There is an interesting article, Barker(2007)1 that deals with this issue. He gives 2 main factors which affect the value of learning a vocabulary word: the cost and the benefit. His approach is meant for individual learners who are selecting which words to learn. Obviously in coursebooks and so on, decisions need to be made for a more general audience, but the more specific the audience, the more personalized the vocabulary can be chosen. Vocabulary can be chosen based on cost and benefit.
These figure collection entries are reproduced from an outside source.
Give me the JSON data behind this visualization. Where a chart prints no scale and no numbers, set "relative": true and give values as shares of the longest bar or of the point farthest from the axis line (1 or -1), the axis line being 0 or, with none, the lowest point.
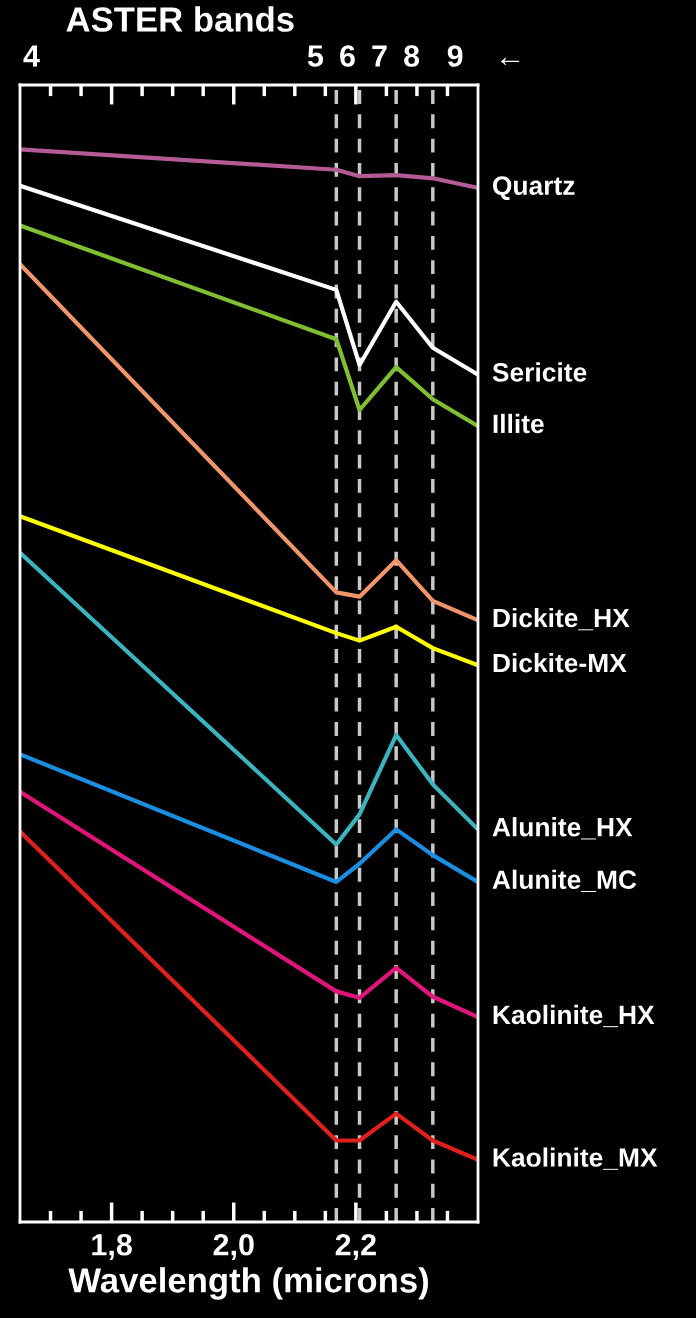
{
  "chart_data": {
    "type": "line",
    "relative": true,
    "x2label": "ASTER bands",
    "xlabel": "Wavelength (microns)",
    "x": [
      1.65,
      2.168,
      2.206,
      2.266,
      2.326,
      2.4
    ],
    "xlim": [
      1.65,
      2.4
    ],
    "xticks": [
      {
        "value": 1.7,
        "label": null
      },
      {
        "value": 1.75,
        "label": null
      },
      {
        "value": 1.8,
        "label": "1,8"
      },
      {
        "value": 1.85,
        "label": null
      },
      {
        "value": 1.9,
        "label": null
      },
      {
        "value": 1.95,
        "label": null
      },
      {
        "value": 2.0,
        "label": "2,0"
      },
      {
        "value": 2.05,
        "label": null
      },
      {
        "value": 2.1,
        "label": null
      },
      {
        "value": 2.15,
        "label": null
      },
      {
        "value": 2.2,
        "label": "2,2"
      },
      {
        "value": 2.25,
        "label": null
      },
      {
        "value": 2.3,
        "label": null
      },
      {
        "value": 2.35,
        "label": null
      }
    ],
    "ref_lines": [
      {
        "axis": "x",
        "value": 2.168,
        "color": "#c8c8c8",
        "line_style": "dashed"
      },
      {
        "axis": "x",
        "value": 2.206,
        "color": "#c8c8c8",
        "line_style": "dashed"
      },
      {
        "axis": "x",
        "value": 2.266,
        "color": "#c8c8c8",
        "line_style": "dashed"
      },
      {
        "axis": "x",
        "value": 2.326,
        "color": "#c8c8c8",
        "line_style": "dashed"
      }
    ],
    "annotations": [
      "4",
      "5",
      "6",
      "7",
      "8",
      "9",
      "←"
    ],
    "legend": false,
    "grid": false,
    "marker": "none",
    "line_style": "solid",
    "series": [
      {
        "name": "Quartz",
        "color": "#b45a96",
        "values": [
          1.0,
          0.981,
          0.975,
          0.976,
          0.973,
          0.964
        ]
      },
      {
        "name": "Sericite",
        "color": "#ffffff",
        "values": [
          0.966,
          0.869,
          0.799,
          0.858,
          0.815,
          0.79
        ]
      },
      {
        "name": "Illite",
        "color": "#7fbf30",
        "values": [
          0.929,
          0.823,
          0.757,
          0.797,
          0.767,
          0.742
        ]
      },
      {
        "name": "Dickite_HX",
        "color": "#f0956a",
        "values": [
          0.893,
          0.587,
          0.583,
          0.617,
          0.579,
          0.561
        ]
      },
      {
        "name": "Dickite-MX",
        "color": "#ffff00",
        "values": [
          0.658,
          0.549,
          0.542,
          0.555,
          0.535,
          0.519
        ]
      },
      {
        "name": "Alunite_HX",
        "color": "#3ab5c0",
        "values": [
          0.624,
          0.352,
          0.38,
          0.454,
          0.408,
          0.366
        ]
      },
      {
        "name": "Alunite_MC",
        "color": "#1a8ee0",
        "values": [
          0.436,
          0.317,
          0.334,
          0.366,
          0.342,
          0.317
        ]
      },
      {
        "name": "Kaolinite_HX",
        "color": "#e0147a",
        "values": [
          0.401,
          0.215,
          0.209,
          0.237,
          0.21,
          0.191
        ]
      },
      {
        "name": "Kaolinite_MX",
        "color": "#e0201a",
        "values": [
          0.364,
          0.076,
          0.076,
          0.101,
          0.076,
          0.058
        ]
      }
    ]
  }
}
Here is a rough summary of what is meant by 'cost' and 'benefit':

  1. Cost

    • Familiarity: If you are familiar with the word (have seen it before, recognize the form, etc.) then it will cost less to learn, that is, it will be more easily and quickly learnt

    • Pronounceability: If you cannot pronounce the word, it will be harder to learn

    • Relatability: If you can relate the word or connect it to other words you already know, it will be easier to learn

    • Personalizability: If you can 'personalize' the word, it will be easier to learn

  2. Benefit

    • Frequency: Higher frequency vocabulary is more beneficial to learn

    • Relevance: If you have a special reason for learning the word, or it is connected to your interests / field of study / job / etc., it is more beneficial to learn

    • Immediate need: If this word is needed for immediate use, it is more beneficial. This would include some survival terms if someone is going to travel, or words related to a text / conversation topic which will be dealt with in class very soon.

1 Barker, David (2007). A personalized approach to analyzing ‘cost’ and ‘benefit’ in vocabulary selection. System, 35(4), 523-533. (Available behind a paywall).